There was no record of line constraint last Friday. Line constraint occurs when the transmission lines managed by TCN fail to carry generated power to the DisCos.

There was also no record of water management issue across any of the three hydro GenCos, which occurs when water at either the River Niger or Shiroro river is not enough to fire all turbines of the GenCos.

Meanwhile, electricity consumers have thrown their weight behind the recent directive issued by the Minister of Power, Works and Housing, Mr Babatunde Fashola, to the Nigerian Electricity Regulation Commission (NERC) to ensure the Distribution Companies (DisCos) improved their services.

Daily Trust reports that investors in the DisCos recently said that shortfall of about N1.3 trillion in the electricity market was hindering them from performing their metering and network improvement obligations and sought to meet with the minister.

However in their separate reactions last weekend, some consumer groups backed the minister’s declaration as they urged the DisCos to focus on service delivery adding that the minister’s directive was a patriotic act.

National President for the Association for Public Policy Analysis (APPA), Comrade Princewill Okorie, in a statement yesterday said, “We are totally in support of the policy focus of the Federal Ministry of Power, Works and Housing as presented by the Minister, Mr.

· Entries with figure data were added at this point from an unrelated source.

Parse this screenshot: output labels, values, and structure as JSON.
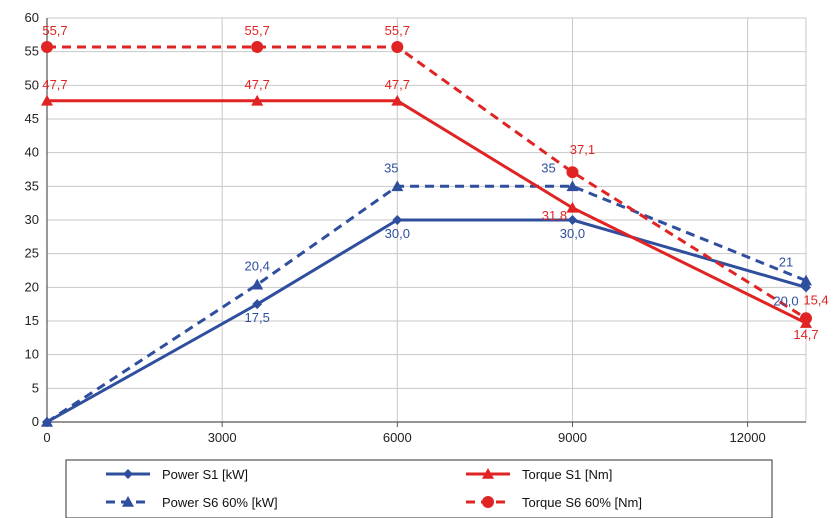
{
  "colors": {
    "blue": "#2f4f9e",
    "red": "#e02424",
    "grid": "#c8c8c8",
    "axis": "#555555"
  },
  "chart_data": {
    "type": "line",
    "xlim": [
      0,
      13000
    ],
    "ylim": [
      0,
      60
    ],
    "x_ticks": [
      "0",
      "3000",
      "6000",
      "9000",
      "12000"
    ],
    "x_tick_values": [
      0,
      3000,
      6000,
      9000,
      12000
    ],
    "y_ticks": [
      "0",
      "5",
      "10",
      "15",
      "20",
      "25",
      "30",
      "35",
      "40",
      "45",
      "50",
      "55",
      "60"
    ],
    "y_tick_values": [
      0,
      5,
      10,
      15,
      20,
      25,
      30,
      35,
      40,
      45,
      50,
      55,
      60
    ],
    "grid": true,
    "legend_position": "bottom",
    "series": [
      {
        "name": "Power S1 [kW]",
        "color": "#2f4f9e",
        "style": "solid",
        "marker": "diamond",
        "x": [
          0,
          3600,
          6000,
          9000,
          13000
        ],
        "y": [
          0,
          17.5,
          30.0,
          30.0,
          20.0
        ],
        "labels": [
          "",
          "17,5",
          "30,0",
          "30,0",
          "20,0"
        ]
      },
      {
        "name": "Power S6 60% [kW]",
        "color": "#2f4f9e",
        "style": "dashed",
        "marker": "triangle",
        "x": [
          0,
          3600,
          6000,
          9000,
          13000
        ],
        "y": [
          0,
          20.4,
          35,
          35,
          21
        ],
        "labels": [
          "",
          "20,4",
          "35",
          "35",
          "21"
        ]
      },
      {
        "name": "Torque S1 [Nm]",
        "color": "#e02424",
        "style": "solid",
        "marker": "triangle",
        "x": [
          0,
          3600,
          6000,
          9000,
          13000
        ],
        "y": [
          47.7,
          47.7,
          47.7,
          31.8,
          14.7
        ],
        "labels": [
          "47,7",
          "47,7",
          "47,7",
          "31,8",
          "14,7"
        ]
      },
      {
        "name": "Torque S6 60% [Nm]",
        "color": "#e02424",
        "style": "dashed",
        "marker": "circle",
        "x": [
          0,
          3600,
          6000,
          9000,
          13000
        ],
        "y": [
          55.7,
          55.7,
          55.7,
          37.1,
          15.4
        ],
        "labels": [
          "55,7",
          "55,7",
          "55,7",
          "37,1",
          "15,4"
        ]
      }
    ]
  }
}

Babatunde Fashola. This is because the minister by his directive has demonstrated that he is not biased in favour of DisCos, consumers or GenCos.

“When tariff was increased in favour of DisCos, the minister defended the DisCos and assured consumers that quality service was going to improve since the tariff increase which was expected to enable DisCos to have more money to inject into the system,” Okorie said.

The association said the directive should be adhered to by the DisCos to address the major complaints of electricity consumers. APPA listed the consumer challenges to include estimated billing, corruption, erosion of confidence due to lack of accountability and transparency occasioned by non-availability of meters to consumers.

“The DisCos have always argued that tariff paid by consumers are not adequate to enable them to cover cost, but they fail to disclose how much money,” the statement noted.

The Network for Electricity Consumers Advocacy of Nigeria (NECAN) in a separate statement issued by its chairman, Chief Tomi Akingbogun, also backed Fashola’s call for improved services.

He said some DisCos did selective energy supply to areas where they would make more money adding, “Yet the masses are placed on estimated billing. How do we account for income from estimated billings? We have had cases of DisCos’ computers having arithmetic errors.”

NECAN also said the power firms have failed to meter all customers even when the present tariff includes cost of metering.

On his part, the president, Network for Consumer Protection, Barrister Kunle Olubiyo, called for a holistic approach to the issues of poor services raised by the minister.

He urged NERC to convene a roundtable of the investors, government officials and other stakeholders to review the power sector privatization.

“The regulatory agency should also be allowed to do its job and if there are gaps in the regulatory and institutional framework, then we can make amends to strengthen NERC,” Olubiyo stated.